HAMPTON--The State has suspended licenses of 3 people who oversee assisted living facilities because of dozens of complaints including one death.
State board outlines improper treatment at 2 assisted care facilities
Three administrators are waiting to see if their licenses will be permanently suspended after allegations of improper treatment
Scott Schuett oversees six assisted living facilities in Hampton Roads, including Madison Retirement Center in Williamsburg and Ashwood Assisted Living Facility in Hampton. Both have been under scrutiny by the Virginia Board of Long-Term Care Administrators.
In a letter notifying Schuett of his administrator's license being suspended, Board member Lisa Hahn wrote, 'Based on the evidence considered, having determined that your practice poses a substantial danger to the public health and safety, the Board voted to summarily suspend your license to practice assisted living facility administration in the Commonwealth of Virginia pending a hearing.'
Donna Norvell at Madison and Rene Thomas at Ashwood Assisted Living Facility also had their administrators licenses temporarily suspended.
The state outlined several complaints against both facilities including:
-Failing to ensure that a diabetic resident experiencing high glucose readings received proper supervision, care and attention by failing to notify the resident's primary care physician immediately. He died within 24 hours
-Failing to notify Social Services in a timely manner about the diabetic resident who died
-Failing to ensure that resident call bells were operational in at least four rooms
-Failing to ensure residents' medications were administered as prescribed
-Failing to ensure a proper food supply on hand for residents
Michael Nixon has lived at Madison for the last 7 years.
'There ain't enough food sometimes,' he said, adding 'Other conditions pretty good.'
Margarite Durns says her brother has lived at Madison for 10 years.
'Compared to what it has been, it is better,' said Durns.

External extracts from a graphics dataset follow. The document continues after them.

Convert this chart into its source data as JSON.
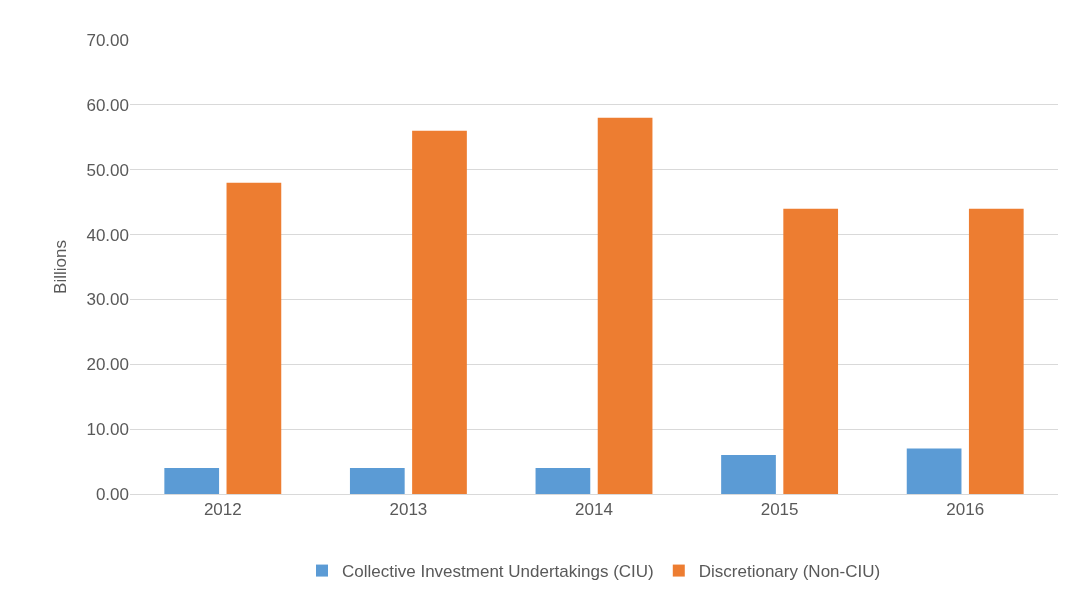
{
  "chart_data": {
    "type": "bar",
    "ylabel": "Billions",
    "categories": [
      "2012",
      "2013",
      "2014",
      "2015",
      "2016"
    ],
    "series": [
      {
        "name": "Collective Investment Undertakings (CIU)",
        "color": "#5b9bd5",
        "values": [
          4,
          4,
          4,
          6,
          7
        ]
      },
      {
        "name": "Discretionary (Non-CIU)",
        "color": "#ed7d31",
        "values": [
          48,
          56,
          58,
          44,
          44
        ]
      }
    ],
    "ylim": [
      0,
      70
    ],
    "yticks": [
      {
        "value": 0,
        "label": "0.00"
      },
      {
        "value": 10,
        "label": "10.00"
      },
      {
        "value": 20,
        "label": "20.00"
      },
      {
        "value": 30,
        "label": "30.00"
      },
      {
        "value": 40,
        "label": "40.00"
      },
      {
        "value": 50,
        "label": "50.00"
      },
      {
        "value": 60,
        "label": "60.00"
      },
      {
        "value": 70,
        "label": "70.00"
      }
    ],
    "grid": "y",
    "legend": "bottom"
  }
}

She defended Schuett saying, 'When you make Scott aware that here's a real problem, he certainly has responded.'
13News tried to talk to Schuett at his house in Hampton. When we approached, a man and woman on the porch went inside and did not answer the door.
At Madison, an employee read a statement. She said, 'We ask you to respect the fact that our facility is home to our residents and providing to their needs and this remains our top priority. We're asking you to please leave the premises.'
Schuett, Norvell and Thomas will go before a board on October 30th and 31st. That's when the board will hear evidence and decide what will happen to their licenses.